The Ax-1 crew may appear to have a lot in common with many of the wealthy passengers taking suborbital rides lately aboard the Blue Origin and Virgin Galactic services offered by billionaires Jeff Bezos and Richard Branson, respectively. But Axiom executives said their mission is more substantive.

“We are not space tourists,” Lopez-Alegria said during a recent news briefing, adding that the Axiom team has undergone extensive astronaut training with both NASA and SpaceX and will be performing meaningful biomedical research.

‘MANY BEGINNINGS’

“It is the beginning of many beginnings for commercializing low-Earth orbit,” Axiom’s co-founder and executive chairman, Kam Ghaffarian, told Reuters in an interview. “We’re like in the early days of the internet, and we haven’t even imagined all the possibilities, all the capabilities, that we’re going to be providing in space.”

The so-called Ax-1 team will be carrying equipment and supplies for 26 science and technology experiments to be conducted before they are slated to leave orbit and return to Earth 10 days after launch. These include research on brain health, cardiac stem cells, cancer and aging as well as a technology demonstration to produce optics using the surface tension of fluids in microgravity, company executives said.

Launched to orbit in 1998, ISS has been continuously occupied since 2000 under a U.S.-Russian-led partnership including Canada, Japan and 11 European countries.

While the space station has hosted visits by civilian visitors from time to time, the Ax-1 mission will mark the first all-commercial team of astronauts to use ISS for its intended purpose as an orbiting laboratory.

They will be sharing the weightless work space alongside seven regular crew members of the ISS – three U.S. astronauts, a German astronaut and three Russian cosmonauts.

Axiom said it has contracted with SpaceX to fly three more missions to orbit over the next two years. NASA selected Axiom in 2020 to design and develop a new commercial wing to the space station, which currently spans the approximate size of a football field. Flight hardware for the first Axiom module is currently undergoing fabrication, the company said.

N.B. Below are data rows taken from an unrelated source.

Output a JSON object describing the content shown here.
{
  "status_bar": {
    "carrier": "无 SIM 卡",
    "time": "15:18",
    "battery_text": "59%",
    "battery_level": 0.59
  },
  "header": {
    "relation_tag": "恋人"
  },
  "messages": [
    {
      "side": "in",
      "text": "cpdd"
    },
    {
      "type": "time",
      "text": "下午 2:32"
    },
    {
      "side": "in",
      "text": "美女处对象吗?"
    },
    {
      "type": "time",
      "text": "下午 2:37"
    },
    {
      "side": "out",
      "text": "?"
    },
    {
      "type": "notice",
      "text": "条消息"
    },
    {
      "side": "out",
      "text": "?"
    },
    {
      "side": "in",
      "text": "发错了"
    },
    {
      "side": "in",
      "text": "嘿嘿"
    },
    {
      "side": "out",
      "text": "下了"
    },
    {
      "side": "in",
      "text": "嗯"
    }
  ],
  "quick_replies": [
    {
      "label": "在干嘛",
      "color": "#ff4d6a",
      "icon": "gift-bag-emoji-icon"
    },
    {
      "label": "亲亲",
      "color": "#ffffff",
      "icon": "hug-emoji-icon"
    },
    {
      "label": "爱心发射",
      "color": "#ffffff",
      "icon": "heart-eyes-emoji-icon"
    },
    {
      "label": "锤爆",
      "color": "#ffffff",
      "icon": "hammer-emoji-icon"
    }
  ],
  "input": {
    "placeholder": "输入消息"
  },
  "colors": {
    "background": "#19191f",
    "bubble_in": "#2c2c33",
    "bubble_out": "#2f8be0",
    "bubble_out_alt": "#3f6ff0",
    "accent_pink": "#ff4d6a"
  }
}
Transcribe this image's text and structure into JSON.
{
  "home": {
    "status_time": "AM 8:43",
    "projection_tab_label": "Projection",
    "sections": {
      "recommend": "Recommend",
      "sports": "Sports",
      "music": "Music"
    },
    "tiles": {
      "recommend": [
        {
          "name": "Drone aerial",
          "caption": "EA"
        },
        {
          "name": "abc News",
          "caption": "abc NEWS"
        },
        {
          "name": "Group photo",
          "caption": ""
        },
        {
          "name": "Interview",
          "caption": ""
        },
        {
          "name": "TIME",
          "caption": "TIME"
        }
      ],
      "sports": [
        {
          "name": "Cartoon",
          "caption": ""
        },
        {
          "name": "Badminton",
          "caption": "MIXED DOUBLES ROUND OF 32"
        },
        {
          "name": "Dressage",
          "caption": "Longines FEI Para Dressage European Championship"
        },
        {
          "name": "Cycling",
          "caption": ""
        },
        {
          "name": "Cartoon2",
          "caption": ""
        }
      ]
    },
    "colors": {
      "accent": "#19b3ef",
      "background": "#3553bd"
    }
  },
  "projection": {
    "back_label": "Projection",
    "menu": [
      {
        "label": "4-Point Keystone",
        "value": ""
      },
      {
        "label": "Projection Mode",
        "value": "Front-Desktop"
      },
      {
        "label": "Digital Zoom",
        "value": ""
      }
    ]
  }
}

Plans call for eventually detaching the Axiom modules from the rest of the outpost when ISS is ready for retirement, around 2030, leaving the smaller Axiom station in orbit as a commercial-only platform, Ghaffarian said.

Other private operators are expected to place their own stations in orbit once ISS is decommissioned.

As Kathy Lueders, associate NASA administrator for space operations, described Axiom’s role on a recent teleconference with reporters, “This is going to be an important partnership going forward.”